|You said it.
||[Aug. 20th, 2004|07:57 pm]
|||||"Mad World" by Gary Jules, from Donnie Darko||]|
So I'm sitting at home in front of the computer playing pirated music with the lights low enough that my mom would yell at me if she saw it. I'm by myself, drinking Smirnoff and waiting for the mac and cheese in the microwave to cool.
I don't know if tonight is about being utterly pathetic or reveling in a rare cozy night to myself.
I guess I haven't updated, since, what, bunny acquisition?
Went to Ocean City with the Liz for most of the past week. Yay for no tan-like proof of the beach, way to much Blockbuster for a vacation, Dunkin Donuts/Baskin Robins combination stores, and tropical storms that prove that god, does, in fact, hate Liz and I.
So I exaggerate. It was a good time, and nice to see her family and have more than twenty four hours at a time to spend with my girl. I am, by the way, a chapstick lesbian. In case you were wondering. Chesapeake Chicken, and amazing comfort food place on route 50 on the way to, or from depending on how you look at it, the ocean was the grand finale. They have the white neon light outline of a chicken outside. Perfect. As are Old Time Photos that make us look serious and plotting but really just reveal that is dark-oclock when we got them done. That's right, it was past my bedtime, apparently. Saltwater taffy also falls under "perfect". (Except for the green dotted ones.)
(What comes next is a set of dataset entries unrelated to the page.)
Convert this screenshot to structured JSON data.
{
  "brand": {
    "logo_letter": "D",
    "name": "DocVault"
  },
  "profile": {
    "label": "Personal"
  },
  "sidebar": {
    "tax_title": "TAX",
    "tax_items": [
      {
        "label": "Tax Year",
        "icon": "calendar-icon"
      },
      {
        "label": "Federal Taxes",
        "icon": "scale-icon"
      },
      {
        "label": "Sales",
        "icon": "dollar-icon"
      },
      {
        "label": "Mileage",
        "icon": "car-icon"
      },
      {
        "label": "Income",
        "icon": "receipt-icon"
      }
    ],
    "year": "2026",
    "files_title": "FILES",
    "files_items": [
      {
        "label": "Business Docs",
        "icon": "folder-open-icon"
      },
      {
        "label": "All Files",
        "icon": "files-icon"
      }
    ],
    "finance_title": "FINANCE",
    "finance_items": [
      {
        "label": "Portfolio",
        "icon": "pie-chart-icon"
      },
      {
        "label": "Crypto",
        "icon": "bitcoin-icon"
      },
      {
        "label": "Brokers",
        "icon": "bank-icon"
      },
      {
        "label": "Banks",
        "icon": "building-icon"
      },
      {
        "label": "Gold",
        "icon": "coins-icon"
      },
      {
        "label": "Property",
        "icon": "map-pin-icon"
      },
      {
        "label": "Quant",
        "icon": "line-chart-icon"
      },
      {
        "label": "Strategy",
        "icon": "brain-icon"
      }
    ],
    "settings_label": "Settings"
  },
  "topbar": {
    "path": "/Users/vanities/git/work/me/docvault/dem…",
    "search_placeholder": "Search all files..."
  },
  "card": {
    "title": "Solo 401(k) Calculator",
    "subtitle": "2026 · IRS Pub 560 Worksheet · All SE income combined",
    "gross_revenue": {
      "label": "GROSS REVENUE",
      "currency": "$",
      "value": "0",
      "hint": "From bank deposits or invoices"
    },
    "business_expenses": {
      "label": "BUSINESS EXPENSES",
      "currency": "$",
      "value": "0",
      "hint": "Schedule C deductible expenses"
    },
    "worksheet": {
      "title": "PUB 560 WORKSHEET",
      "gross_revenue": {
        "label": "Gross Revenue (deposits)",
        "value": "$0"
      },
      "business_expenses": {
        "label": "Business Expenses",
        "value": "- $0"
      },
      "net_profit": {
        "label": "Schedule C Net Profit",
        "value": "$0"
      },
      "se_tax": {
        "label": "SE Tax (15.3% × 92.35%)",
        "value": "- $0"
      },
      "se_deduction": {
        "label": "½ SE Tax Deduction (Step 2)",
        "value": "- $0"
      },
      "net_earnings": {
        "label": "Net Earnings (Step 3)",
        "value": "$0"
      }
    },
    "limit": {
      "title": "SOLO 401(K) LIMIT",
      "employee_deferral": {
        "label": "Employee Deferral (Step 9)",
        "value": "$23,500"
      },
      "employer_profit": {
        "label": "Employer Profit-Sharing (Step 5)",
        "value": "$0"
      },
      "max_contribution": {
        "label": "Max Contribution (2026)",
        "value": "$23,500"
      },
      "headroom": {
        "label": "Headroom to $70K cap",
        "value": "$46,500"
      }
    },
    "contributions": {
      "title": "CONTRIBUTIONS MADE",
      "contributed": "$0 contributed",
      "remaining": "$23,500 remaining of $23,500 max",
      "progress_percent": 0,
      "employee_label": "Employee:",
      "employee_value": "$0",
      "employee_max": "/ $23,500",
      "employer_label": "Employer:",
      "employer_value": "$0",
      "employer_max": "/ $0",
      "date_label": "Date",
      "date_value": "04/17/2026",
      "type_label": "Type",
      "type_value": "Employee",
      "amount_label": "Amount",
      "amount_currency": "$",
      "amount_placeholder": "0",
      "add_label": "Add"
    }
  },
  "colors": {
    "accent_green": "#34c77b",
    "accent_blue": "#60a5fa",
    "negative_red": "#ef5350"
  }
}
By the way, make sure Senora works, ok?
Got back on Wednesday afternoon, to see the boy for a few hours before he departed for Savannah. ::sigh:: Is it bad that I'm uber-jealous that my boyfriend got to go home? Here's the thing... I'm not jealous of his family and friends there for having him to themselves this week... I'm jealous of him because I want nothing more right now than to be there in Savannah with him and his family and my "any friend of yours is a friend of mine" friends there.
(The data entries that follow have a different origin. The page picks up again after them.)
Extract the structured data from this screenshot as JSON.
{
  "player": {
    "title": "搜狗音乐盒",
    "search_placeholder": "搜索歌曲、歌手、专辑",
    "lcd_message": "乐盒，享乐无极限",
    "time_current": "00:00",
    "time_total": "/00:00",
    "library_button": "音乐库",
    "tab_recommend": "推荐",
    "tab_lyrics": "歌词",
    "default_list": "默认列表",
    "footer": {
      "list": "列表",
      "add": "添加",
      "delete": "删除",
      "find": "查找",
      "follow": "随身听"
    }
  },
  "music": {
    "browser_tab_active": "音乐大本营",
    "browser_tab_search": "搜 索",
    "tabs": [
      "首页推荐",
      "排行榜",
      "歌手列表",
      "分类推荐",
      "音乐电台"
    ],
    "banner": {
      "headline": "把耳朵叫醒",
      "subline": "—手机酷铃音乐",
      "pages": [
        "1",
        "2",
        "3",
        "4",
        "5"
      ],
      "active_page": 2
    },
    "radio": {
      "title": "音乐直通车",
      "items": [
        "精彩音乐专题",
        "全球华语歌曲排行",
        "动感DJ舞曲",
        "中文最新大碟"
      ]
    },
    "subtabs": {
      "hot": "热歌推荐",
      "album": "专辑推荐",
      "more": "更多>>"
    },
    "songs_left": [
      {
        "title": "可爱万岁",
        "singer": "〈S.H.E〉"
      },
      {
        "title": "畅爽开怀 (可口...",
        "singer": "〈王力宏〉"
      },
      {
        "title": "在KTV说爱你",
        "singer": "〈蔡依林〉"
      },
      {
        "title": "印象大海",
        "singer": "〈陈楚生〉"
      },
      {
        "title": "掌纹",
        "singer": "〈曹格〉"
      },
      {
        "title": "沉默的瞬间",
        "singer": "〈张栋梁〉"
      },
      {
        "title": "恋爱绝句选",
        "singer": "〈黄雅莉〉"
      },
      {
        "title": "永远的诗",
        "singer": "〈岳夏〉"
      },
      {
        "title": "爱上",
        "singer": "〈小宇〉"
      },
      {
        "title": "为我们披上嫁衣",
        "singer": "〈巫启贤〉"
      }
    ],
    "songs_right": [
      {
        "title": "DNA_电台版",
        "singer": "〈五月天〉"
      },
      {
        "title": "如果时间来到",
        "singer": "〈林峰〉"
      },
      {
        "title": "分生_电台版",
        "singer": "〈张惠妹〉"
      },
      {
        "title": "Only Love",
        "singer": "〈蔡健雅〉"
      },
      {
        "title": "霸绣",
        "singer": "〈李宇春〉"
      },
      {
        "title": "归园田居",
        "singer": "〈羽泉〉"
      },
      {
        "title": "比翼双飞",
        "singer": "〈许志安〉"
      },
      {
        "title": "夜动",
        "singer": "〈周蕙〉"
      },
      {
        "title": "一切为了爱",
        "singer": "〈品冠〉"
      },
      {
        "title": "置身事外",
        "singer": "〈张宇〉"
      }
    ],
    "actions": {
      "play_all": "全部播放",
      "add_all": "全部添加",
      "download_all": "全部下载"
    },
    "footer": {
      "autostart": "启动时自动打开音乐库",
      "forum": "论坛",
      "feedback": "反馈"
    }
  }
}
So I decided to take advantage of the time to myself to explore the social life that, well, I'm not positive, but I may once have had. This has amounted to seeing Herman last night for a few hours for the first time in years. We also concluded that I am a senior citizen.
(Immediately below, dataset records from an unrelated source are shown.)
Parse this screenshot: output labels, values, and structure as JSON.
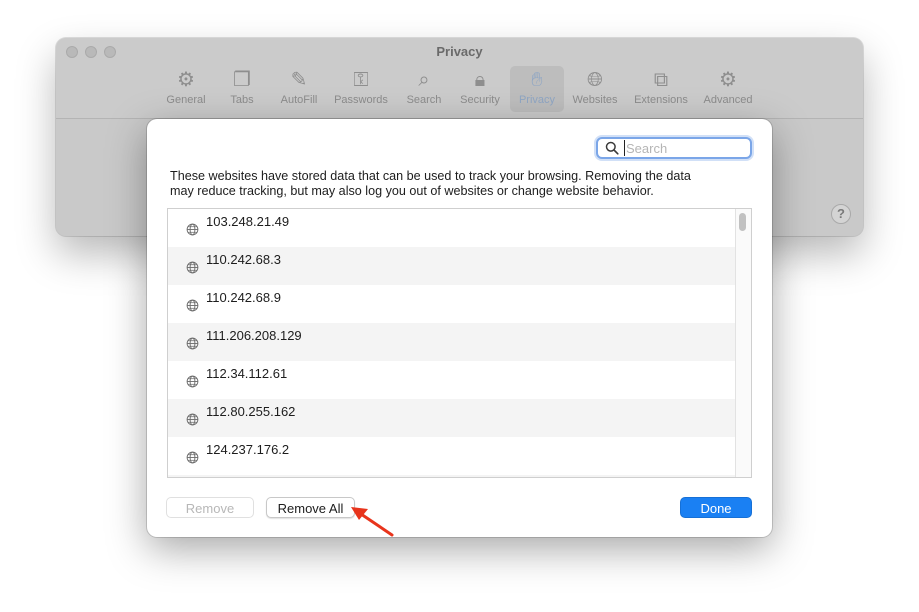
{
  "window": {
    "title": "Privacy",
    "toolbar": [
      {
        "label": "General",
        "icon": "gear-icon"
      },
      {
        "label": "Tabs",
        "icon": "tabs-icon"
      },
      {
        "label": "AutoFill",
        "icon": "pencil-field-icon"
      },
      {
        "label": "Passwords",
        "icon": "key-icon"
      },
      {
        "label": "Search",
        "icon": "search-icon"
      },
      {
        "label": "Security",
        "icon": "lock-icon"
      },
      {
        "label": "Privacy",
        "icon": "hand-icon",
        "active": true
      },
      {
        "label": "Websites",
        "icon": "globe-icon"
      },
      {
        "label": "Extensions",
        "icon": "puzzle-icon"
      },
      {
        "label": "Advanced",
        "icon": "gears-icon"
      }
    ],
    "help": "?"
  },
  "sheet": {
    "search": {
      "placeholder": "Search",
      "value": ""
    },
    "description_line1": "These websites have stored data that can be used to track your browsing. Removing the data",
    "description_line2": "may reduce tracking, but may also log you out of websites or change website behavior.",
    "websites": [
      "103.248.21.49",
      "110.242.68.3",
      "110.242.68.9",
      "111.206.208.129",
      "112.34.112.61",
      "112.80.255.162",
      "124.237.176.2"
    ],
    "buttons": {
      "remove": "Remove",
      "remove_all": "Remove All",
      "done": "Done"
    },
    "accent_color": "#1a80f3",
    "annotation_color": "#e8341c"
  }
}
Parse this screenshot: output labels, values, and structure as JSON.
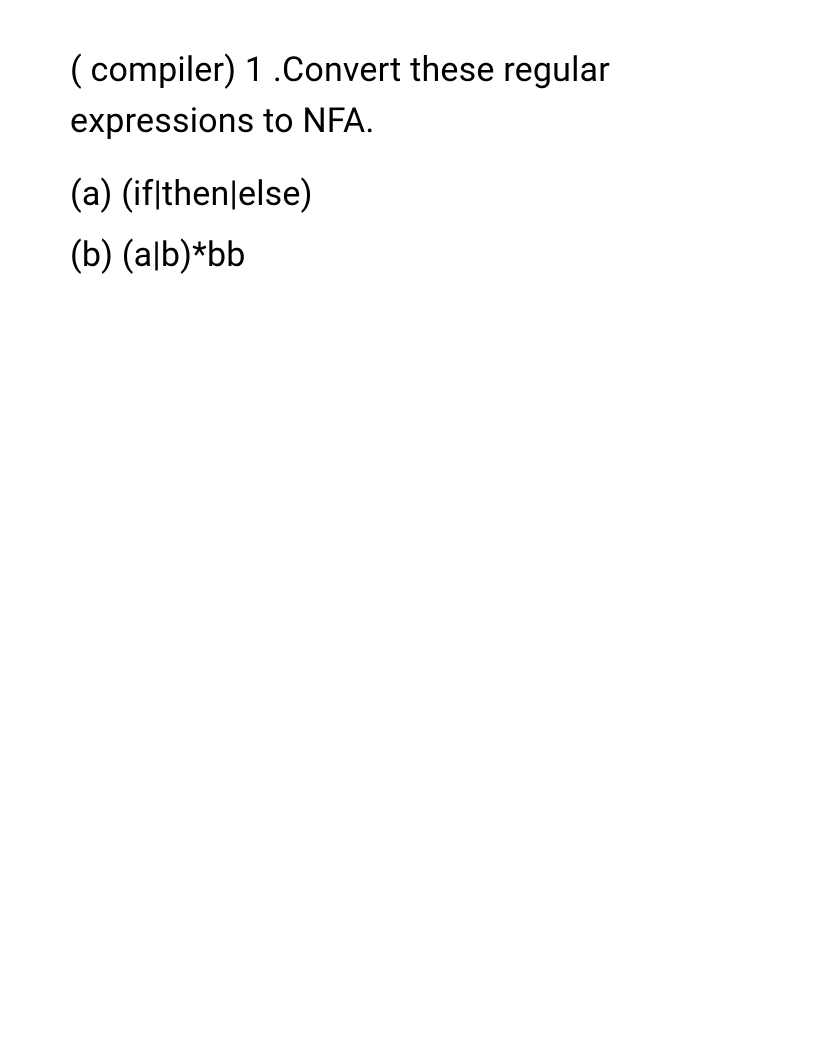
{
  "question": {
    "title": "( compiler) 1 .Convert these regular expressions to NFA.",
    "parts": {
      "a": "(a) (if|then|else)",
      "b": "(b) (a|b)*bb"
    }
  }
}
The macaroni is probably cool by now. Humph. That means I have to get up.
So sleep hasn't been coming easily lately. I've never been an insomniac. And this may be the first time in my life that having stuff on my mind actually kept me up instead of making me sleep it away. I've been in this place, on and off for the past week or two, where just someone looking at me crosseyed would likely make me burst into tears. Everyone keeps telling me how understandable it is, how much I have going on. Oh, do I? I sincerely didn't notice it. I go to work, I come home. Ho Hum. Maybe they're right. I suppose there has been a good bit of ::ahem:: adjustment in my life the past month or so.
I have the undying urge to post song lyrics in my journal. Maybe not.
I can't get home for Jordan's birthday. Again. Tell me why I moved to DC? Sometimes I think, proudly, that I escaped Baltimore. (Not to say that I don't love it, you know my Baltimore pride... but just that, it tends tends to keep people longer than it has a right to.) Sometimes, I realize, instead, that Baltimore escapes me.
I thought that not defining and not admitting would be my armor. Turns out that's all I had to do. For the moment at least.
Mmmm, cryptic and moody. How every semi-honest but purposefully-not-too-revealing online journal entry sounds. Dammit.
I've been reading Atlas Shrugged. For the past three months. I'm nearly through. And my that I mean only a few more weeks and seven more chapters. Why do I find myself comparing myself to these characters the way any other person might to *real* fucking people.